With a precise objective of providing personalised assessments to individual students, Next Education India Pvt. Ltd., India’s leading education solutions provider, has recently launched machine learning-powered adaptive test for students in grades 6 to 10.
The adaptive test implemented by Next Education is based on Item Response Theory (IRT) to gauge the chapter-wise level of knowledge gained by a student in a short span, thereby driving deeper learning. This innovative approach ensures that students can challenge their current ability and knowledge while remaining focused throughout the test.
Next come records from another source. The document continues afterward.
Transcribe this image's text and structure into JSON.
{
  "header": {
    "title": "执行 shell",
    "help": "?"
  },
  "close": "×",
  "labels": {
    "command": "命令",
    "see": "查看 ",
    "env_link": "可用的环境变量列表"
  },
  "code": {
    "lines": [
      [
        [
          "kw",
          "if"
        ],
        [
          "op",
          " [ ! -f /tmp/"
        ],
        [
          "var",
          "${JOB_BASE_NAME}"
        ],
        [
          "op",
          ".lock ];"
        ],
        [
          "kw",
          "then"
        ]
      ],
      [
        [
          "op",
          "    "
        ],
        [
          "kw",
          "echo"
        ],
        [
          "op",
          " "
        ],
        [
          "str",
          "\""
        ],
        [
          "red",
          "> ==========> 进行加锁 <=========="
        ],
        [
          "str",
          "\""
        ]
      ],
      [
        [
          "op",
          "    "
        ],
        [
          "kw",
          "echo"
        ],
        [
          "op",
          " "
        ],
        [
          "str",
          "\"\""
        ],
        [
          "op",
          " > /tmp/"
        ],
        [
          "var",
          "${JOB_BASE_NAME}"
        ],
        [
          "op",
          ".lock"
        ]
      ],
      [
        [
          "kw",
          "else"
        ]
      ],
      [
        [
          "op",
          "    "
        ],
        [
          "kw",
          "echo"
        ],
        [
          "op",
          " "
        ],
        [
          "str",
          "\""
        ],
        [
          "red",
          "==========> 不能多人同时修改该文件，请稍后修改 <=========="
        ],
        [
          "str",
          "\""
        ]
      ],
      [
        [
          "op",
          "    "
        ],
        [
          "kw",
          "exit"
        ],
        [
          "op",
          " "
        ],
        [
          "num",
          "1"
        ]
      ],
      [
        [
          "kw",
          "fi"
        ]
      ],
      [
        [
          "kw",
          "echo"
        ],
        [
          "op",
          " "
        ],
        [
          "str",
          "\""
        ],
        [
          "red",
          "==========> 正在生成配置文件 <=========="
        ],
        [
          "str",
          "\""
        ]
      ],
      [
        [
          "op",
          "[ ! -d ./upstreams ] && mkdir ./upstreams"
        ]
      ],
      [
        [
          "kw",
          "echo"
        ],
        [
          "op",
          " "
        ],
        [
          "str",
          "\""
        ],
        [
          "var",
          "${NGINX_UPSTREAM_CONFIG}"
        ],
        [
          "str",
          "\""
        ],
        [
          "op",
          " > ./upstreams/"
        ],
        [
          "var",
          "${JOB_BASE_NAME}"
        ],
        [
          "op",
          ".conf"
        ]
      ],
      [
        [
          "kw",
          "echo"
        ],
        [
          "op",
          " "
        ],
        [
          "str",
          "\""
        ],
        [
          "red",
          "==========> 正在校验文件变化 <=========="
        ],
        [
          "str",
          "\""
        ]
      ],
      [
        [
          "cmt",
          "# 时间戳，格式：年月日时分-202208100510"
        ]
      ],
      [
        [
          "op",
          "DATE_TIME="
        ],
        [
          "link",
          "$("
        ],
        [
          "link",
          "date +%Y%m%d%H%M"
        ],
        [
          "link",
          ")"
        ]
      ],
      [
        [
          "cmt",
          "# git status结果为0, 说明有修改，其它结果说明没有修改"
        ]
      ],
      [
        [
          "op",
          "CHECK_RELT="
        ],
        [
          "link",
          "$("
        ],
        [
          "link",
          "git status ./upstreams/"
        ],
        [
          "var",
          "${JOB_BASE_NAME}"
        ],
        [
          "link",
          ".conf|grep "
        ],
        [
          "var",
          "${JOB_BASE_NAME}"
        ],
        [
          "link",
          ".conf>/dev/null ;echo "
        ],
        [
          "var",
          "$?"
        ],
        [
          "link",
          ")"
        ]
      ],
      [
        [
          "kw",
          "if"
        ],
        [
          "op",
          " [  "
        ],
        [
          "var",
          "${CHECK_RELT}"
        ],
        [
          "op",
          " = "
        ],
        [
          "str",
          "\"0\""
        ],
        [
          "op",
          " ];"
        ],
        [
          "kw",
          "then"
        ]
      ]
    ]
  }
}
The tests are available for schools registered on the NextLearning Platform. Individual students can also take them for free on the company’s self-learning solution, LearnNext.
Through this new feature, Next Education enables learners to evaluate themselves at any time and a place with an exhaustive bank of 60,000 questions. Moreover, the award-winning in-house content consisting of HD animated videos and digital books available on LearnNext/NLP further allows the students to independently bridge the gaps in their learning.
Speaking on the success of their newly launched adaptive test, Mr Beas Dev Ralhan, CEO & Co-founder of Next Education, said, “Education should meet the requirement of each and every student, which is why there is a need to precisely evaluate where individual learners stand at the beginning of an academic course. Adaptive tests based on IRT are the best possible way of such an assessment. The sophisticated ML algorithm used to design the test is adept at adjusting the difficulty of the question to suit the level of the student. The program keeps throwing questions until the ability of the student is measured satisfactorily.”
“We have an extensive database of millions of responses collected anonymously since 2007, which helps us ensure high accuracy for our adaptive tests. Such tests not just reduce the duration of examination by 50-75% compared to standard fixed tests, they also act as a morale booster since the chances of discouragement or boredom are reduced among the examinee. It also reduces the pressure on teachers of creating tests suited to the abilities of individual learners, enabling them to assess and design personalised learning paths for them,” he added.
Within 2 months of its launch, Next Education’s adaptive tests have been attempted by more than 63,000 students looking to substantially improve their exam percentiles.
Aditya Batra, a 7th standard student from Bhavan’s School, Hinganghat, and a KBC winner, scored 91 percentile by taking the adaptive test through the Next Education platform. He said, “It was a wonderful experience. Every question was from our course curriculum, which I had practised before. I was also fully engaged throughout the test and never felt disinterested. Through this test, I could accurately assess my preparation of each topic.”
Sharvari Mude, another 7th standard student from Bhavan’s School, Hinganghat, and the winner of the Homi Bhabha Balvagyanik Competition, scored a remarkable 99 percentile in the adaptive test attempted in her school. “It was an interesting exercise. The questions helped us to recognise how much we have actually learned about a particular chapter or topic. It was fun attempting the test. I would recommend every student to take it and would love to attempt it once again at home,” she added.
The concept of the computerised adaptive test is used widely in tests such as GRE, TOEFL and SAT developed by the Educational Testing Service, as well as GMAT conducted by the Graduate Management Admission Council for admissions to universities in the USA. The National Testing Agency (NTA) in India has also proposed the use of adaptive assessments to conduct entrance examinations for higher educational institutions — JEE Main, NEET UG and NET— so as to bring higher reliability and for assessing the actual aptitude of aspirants. By launching this approach on its platform for school students at an early age, Next Education aims to create an adaptive learning environment that can appropriately assess individual differences of students and create customised learning paths for them.